The tone and timbre of Prof Makau's piece seems to be that Mr Odinga has a greater claim on the presidency than Mr Ruto, given Mr Ruto's unsavoury past and his continued association with a political culture that, in Prof Makau's estimation and sans proof, Kenyans want no truck with. No one will dispute the fact that President Moi and KANU were the two worst things that ever befell Kenya and Kenyans. The corruption and crime that thrived within that party and in its government beggar belief, even today. The fact that Moi's blue-eyed boys are free today is proof that Kenya and Kenyans are not yet ready to bring to book every man and woman who ever profitted unfairly or unlawfully from what amounted to the biggest criminal organisation in the Republic of Kenya, the KANU government. Prof Makau also glosses over the fact that Raila Odinga's initial rapprochement with Moi's KANU in early 2002, much as it has been painted as a strategic plan to destroy KANU, was a pragmatic realisation that Mr Odinga needed to tone down his anti-Moi rhetoric if he was to be taken seriously by the masses. This cynical use by Mr Odinga of the millions who support him has been one of the defining features of his political coming of age, especially after the 1997 general elections. It is a quality that he has cultivated since he entered Parliament, most recently demonstrated in the manner in which he declared solidarity with the suffering people of Northern Kenya, and the plight of the refugees flowing in from neighbouring strife-torn Somalia.
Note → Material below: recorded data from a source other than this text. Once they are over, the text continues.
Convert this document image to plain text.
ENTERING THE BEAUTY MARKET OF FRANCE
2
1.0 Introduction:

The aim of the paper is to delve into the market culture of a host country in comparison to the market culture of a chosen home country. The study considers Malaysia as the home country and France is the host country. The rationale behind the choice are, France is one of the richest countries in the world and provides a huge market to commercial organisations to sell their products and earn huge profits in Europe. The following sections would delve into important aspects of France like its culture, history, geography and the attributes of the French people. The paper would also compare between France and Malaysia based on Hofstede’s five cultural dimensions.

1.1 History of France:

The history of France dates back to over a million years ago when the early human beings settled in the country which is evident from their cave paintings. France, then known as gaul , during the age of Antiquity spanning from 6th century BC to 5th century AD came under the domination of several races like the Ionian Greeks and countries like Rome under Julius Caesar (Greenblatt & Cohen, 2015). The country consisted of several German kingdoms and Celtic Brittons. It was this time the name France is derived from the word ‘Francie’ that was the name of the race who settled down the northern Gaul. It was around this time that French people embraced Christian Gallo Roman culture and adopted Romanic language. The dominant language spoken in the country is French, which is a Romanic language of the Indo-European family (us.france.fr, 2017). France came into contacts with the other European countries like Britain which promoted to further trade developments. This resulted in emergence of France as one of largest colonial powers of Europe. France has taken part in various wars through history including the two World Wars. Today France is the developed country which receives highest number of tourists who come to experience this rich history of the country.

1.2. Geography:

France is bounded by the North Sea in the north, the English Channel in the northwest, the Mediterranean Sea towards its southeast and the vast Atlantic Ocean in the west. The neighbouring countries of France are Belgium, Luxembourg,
I think Prof Makau recognises this which is why even he is not pretending that ODM, as a party, is a democratic outfit, in which dissenting voices will be given an opportunity to be heard or the concept of "one man, one vote" is taken seriously. When Prof Makau urges Raila Odinga to "kick out" Mr Ruto and his allies from the party, he acknowledges that ODM has become the personal political vehicle of Mr Odinga and that rather than attempting to persuade Mr Ruto by any means as to the error of his position, Mr Oodinga should act as Niccolò Machiavelli would probably have advised by striking first, striking fast and striking hard. None of the parties to the sorry state of affairs in ODM is blameless; all have been tainted, one way or the other, through association to each other, to KANU, and most illuminatingly, with President Moi. Not even Mr Odinga can claim that his conscience is snow-white clean; the violence that occurred in 2007 and 2008, regardless of his mealy-mouthed claims of innocence, would not have occurred if he had not claimed he had been unfairly denied victory by Mwai Kibaki. His call for "mass action" was the spark that lit that particular tinder. Since that defeat, and after his self-serving alliance with Mwai Kibaki in the Grand Coalition Government, Mr Odinga has done everything he could to consolidate the reins of ODM in his very capable hands. What Prof Makau, and the rest of Kenya, should realise is that it is a fallacy that there are any 'democrats' in Kenya's body politic; none has proven that they will sacrifice the chance at the presidency for the people of Kenya; none has demonstrated the willingness to jettison a political alliance for the people of Kenya; and none has admitted that they were wrong to lie, cheat, steal and refuse to pay taxes. Not William Ruto and not the mighty Raila Odinga.